Zhonghao Zhang
2026
Morphology-Aware Multi-Granularity Representation Learning for Agglutinative Languages
Zhonghao Zhang | Na Liu | Jiajia Ma | Nier Wu | Guiping Liu
Proceedings of the 64th Annual Meeting of the Association for Computational Linguistics (ACL 2026)
Zhonghao Zhang | Na Liu | Jiajia Ma | Nier Wu | Guiping Liu
Proceedings of the 64th Annual Meeting of the Association for Computational Linguistics (ACL 2026)

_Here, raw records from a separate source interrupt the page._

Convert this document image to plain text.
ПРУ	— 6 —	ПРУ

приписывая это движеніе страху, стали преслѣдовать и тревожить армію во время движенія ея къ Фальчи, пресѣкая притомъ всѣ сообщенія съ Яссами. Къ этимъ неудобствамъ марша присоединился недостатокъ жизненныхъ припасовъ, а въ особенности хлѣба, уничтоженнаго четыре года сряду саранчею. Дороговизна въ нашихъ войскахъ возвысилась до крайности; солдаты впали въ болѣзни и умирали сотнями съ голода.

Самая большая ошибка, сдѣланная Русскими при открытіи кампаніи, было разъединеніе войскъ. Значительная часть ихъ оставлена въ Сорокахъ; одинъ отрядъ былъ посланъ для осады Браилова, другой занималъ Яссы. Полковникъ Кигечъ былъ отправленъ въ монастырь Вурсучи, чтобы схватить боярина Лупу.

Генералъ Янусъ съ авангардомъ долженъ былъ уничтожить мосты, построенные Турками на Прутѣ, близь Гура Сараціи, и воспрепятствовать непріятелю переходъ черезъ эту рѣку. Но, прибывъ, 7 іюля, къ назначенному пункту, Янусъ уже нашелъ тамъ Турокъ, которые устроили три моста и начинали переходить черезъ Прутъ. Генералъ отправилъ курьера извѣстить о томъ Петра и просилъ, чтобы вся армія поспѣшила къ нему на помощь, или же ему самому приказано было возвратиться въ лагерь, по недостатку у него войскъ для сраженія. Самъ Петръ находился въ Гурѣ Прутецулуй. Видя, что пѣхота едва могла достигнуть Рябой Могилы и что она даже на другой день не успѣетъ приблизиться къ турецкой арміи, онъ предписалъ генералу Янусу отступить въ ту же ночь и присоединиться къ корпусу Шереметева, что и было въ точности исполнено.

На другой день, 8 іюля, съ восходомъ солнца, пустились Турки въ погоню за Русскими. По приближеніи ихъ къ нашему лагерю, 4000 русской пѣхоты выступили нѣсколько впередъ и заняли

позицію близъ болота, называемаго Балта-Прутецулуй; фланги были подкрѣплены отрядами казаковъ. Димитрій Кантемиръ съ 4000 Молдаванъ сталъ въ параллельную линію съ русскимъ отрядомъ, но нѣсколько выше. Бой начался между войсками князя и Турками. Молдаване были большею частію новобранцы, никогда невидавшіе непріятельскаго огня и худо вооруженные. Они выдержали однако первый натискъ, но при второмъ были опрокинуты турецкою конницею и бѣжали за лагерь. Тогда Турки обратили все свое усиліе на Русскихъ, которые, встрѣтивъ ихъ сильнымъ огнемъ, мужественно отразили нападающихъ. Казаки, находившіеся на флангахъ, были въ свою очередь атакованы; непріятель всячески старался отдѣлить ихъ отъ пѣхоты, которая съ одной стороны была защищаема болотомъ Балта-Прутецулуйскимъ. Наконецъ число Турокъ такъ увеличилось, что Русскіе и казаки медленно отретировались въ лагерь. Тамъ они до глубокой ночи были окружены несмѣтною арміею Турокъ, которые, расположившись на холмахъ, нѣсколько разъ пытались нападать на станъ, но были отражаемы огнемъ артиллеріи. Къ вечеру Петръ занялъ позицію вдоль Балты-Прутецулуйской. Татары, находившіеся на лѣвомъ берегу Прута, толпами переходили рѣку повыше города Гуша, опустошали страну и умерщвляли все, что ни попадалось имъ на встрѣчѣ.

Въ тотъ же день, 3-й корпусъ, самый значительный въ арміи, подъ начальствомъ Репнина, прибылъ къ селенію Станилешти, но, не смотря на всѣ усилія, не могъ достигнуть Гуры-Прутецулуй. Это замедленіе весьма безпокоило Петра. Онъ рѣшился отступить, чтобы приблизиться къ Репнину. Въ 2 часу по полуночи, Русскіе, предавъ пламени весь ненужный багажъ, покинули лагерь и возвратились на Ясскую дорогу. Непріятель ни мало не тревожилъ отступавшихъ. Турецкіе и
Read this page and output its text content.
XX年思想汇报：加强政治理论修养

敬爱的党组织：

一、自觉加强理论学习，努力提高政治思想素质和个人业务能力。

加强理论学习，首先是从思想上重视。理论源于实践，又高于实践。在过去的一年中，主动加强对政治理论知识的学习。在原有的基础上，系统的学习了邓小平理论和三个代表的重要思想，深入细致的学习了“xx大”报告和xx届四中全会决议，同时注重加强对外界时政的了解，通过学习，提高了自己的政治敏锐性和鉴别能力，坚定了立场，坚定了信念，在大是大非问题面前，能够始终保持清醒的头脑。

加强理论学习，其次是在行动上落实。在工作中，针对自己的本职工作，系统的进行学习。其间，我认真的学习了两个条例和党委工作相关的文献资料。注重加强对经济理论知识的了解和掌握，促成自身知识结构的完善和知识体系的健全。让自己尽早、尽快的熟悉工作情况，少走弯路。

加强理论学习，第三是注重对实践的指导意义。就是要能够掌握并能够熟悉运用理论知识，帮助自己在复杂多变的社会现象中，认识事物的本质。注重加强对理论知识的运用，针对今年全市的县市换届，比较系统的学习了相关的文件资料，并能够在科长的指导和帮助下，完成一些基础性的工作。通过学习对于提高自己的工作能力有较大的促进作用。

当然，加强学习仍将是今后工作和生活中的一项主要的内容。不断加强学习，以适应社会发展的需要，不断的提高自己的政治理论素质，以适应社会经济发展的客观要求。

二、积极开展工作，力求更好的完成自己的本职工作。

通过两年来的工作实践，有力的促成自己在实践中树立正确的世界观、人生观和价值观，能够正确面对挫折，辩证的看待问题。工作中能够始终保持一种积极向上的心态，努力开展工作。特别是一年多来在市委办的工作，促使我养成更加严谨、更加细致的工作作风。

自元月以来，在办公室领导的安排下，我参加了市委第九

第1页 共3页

Low-resource agglutinative languages, characterized by rich morphological inflection and severe vocabulary sparsity in corpora, have long posed numerous challenges in the field of representation learning. Word-level representations preserve semantic integrity but struggle to handle sparse surface forms, whereas morpheme-level representations, though easier to learn, often lack holistic semantic information. Existing multi-granularity methods are typically modeled at the word and phrase levels, with very limited application to low-resource agglutinative languages. Focusing on the morphemes of agglutinative languages, this paper proposes MAGNet, a morphology-aware gated multi-granularity pre-training framework. At the morpheme granularity, this framework leverages morphological knowledge and integrates morpheme segmentation with morphological tagging to construct fine-grained representations. It further introduces a morphology-aware masked language modeling objective to facilitate the model in learning functional morphological regularities. Meanwhile, at the word granularity, a word-level encoder is employed to capture contextual semantics and maintain its semantic coherence.Finally, a gated fusion mechanism dynamically fuses representations of different granularities according to the context. Experiments conducted on two low-resource agglutinative languages, Mongolian and Turkish, for the tasks of dependency parsing and named entity recognition (NER) demonstrate that our method achieves consistent performance improvements over strong baseline models. Ablation studies further validate the complementary roles of morphological tagging and whole-word modeling in efficient representation learning.